The human genome encodes ~2000 microRNAs (miRNAs), which govern the expression of an estimated 1/3 of all human protein-coding mRNAs. Thereby miRNAs play a crucial role in the maintenance of cellular homeostasis and viability of living organisms. Conversely, dysregulated miRNAs have been implicated in various diseases such as cancer.
miRNAs silence expression of their target mRNAs either by degradation (decay) or by repressing their translation. While mRNA decay is terminal, translational repression is reversible and ideal for rapid response to environmental cues (e.g., stress, infection). Hence, the decision to degrade or translationally repress the mRNA could have great impacts on cellular homeostasis. However, a critical question remains to be answered: what mechanism determines whether a target mRNA is degraded or translationally repressed by a cognate miRNA?
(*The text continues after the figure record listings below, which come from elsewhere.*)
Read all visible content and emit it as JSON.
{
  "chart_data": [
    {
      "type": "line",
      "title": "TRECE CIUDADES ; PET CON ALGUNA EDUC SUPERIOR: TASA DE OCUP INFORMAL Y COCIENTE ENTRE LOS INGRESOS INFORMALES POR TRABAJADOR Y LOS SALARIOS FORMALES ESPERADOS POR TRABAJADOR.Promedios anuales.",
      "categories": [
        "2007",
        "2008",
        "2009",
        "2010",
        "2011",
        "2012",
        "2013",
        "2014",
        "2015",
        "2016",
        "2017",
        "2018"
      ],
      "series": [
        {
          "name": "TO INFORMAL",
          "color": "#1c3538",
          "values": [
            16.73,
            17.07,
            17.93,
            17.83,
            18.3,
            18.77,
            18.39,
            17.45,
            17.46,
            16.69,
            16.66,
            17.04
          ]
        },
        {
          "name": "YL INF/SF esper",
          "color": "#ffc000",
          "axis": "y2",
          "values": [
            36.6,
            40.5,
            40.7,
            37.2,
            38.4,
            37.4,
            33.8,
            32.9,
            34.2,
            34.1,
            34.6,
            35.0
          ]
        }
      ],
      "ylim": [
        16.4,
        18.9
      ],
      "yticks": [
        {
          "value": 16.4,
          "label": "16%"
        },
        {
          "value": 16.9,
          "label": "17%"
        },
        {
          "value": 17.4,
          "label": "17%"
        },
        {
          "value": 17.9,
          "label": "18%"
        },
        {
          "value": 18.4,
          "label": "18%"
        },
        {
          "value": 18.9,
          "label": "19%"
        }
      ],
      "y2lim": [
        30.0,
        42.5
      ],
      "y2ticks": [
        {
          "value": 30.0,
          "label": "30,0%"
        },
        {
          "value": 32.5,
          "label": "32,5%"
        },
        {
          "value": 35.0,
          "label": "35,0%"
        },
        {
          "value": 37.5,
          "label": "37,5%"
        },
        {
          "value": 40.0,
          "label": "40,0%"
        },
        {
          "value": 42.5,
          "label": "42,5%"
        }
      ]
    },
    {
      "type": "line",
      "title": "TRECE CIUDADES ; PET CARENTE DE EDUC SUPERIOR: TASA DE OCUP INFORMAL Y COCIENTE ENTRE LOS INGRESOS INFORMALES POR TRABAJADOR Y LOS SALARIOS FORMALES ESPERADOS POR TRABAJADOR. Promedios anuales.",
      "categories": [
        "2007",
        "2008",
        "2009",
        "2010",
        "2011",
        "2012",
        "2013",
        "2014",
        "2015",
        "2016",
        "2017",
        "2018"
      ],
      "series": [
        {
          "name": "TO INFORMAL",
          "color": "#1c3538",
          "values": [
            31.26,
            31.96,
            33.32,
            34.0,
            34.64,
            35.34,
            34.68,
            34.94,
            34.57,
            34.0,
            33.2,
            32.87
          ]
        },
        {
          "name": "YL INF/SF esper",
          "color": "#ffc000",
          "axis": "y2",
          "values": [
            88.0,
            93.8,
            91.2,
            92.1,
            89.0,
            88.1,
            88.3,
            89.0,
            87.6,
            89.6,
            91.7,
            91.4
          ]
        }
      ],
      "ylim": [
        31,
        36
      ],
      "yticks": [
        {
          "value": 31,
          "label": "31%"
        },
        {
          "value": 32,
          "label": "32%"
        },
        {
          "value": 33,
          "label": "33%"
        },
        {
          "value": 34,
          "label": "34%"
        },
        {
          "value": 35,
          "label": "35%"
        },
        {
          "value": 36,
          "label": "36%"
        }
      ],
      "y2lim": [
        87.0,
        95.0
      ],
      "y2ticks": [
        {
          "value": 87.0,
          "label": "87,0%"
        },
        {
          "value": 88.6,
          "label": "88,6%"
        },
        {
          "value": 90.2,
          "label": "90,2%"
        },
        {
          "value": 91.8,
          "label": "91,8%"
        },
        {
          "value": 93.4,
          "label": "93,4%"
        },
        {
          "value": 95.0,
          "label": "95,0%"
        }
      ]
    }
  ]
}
We aim to delineate the molecular basis of this mechanism and determine why some miRNA:mRNA pairings trigger decay whereas others induce translational repression and discover the impact of disruption of this mechanism on cancer cells maintenance and drug-resistance. This discovery science project aims to unveil a fundamental biological mechanism. However, due to the pervasive roles of miRNAs, its outcomes will ultimately benefit research into numerous patho-physiological processes that are affected by miRNAs such as metabolism, immunity, and cancer, wherein rapid modulation of gene expression mediated by miRNAs is widespread.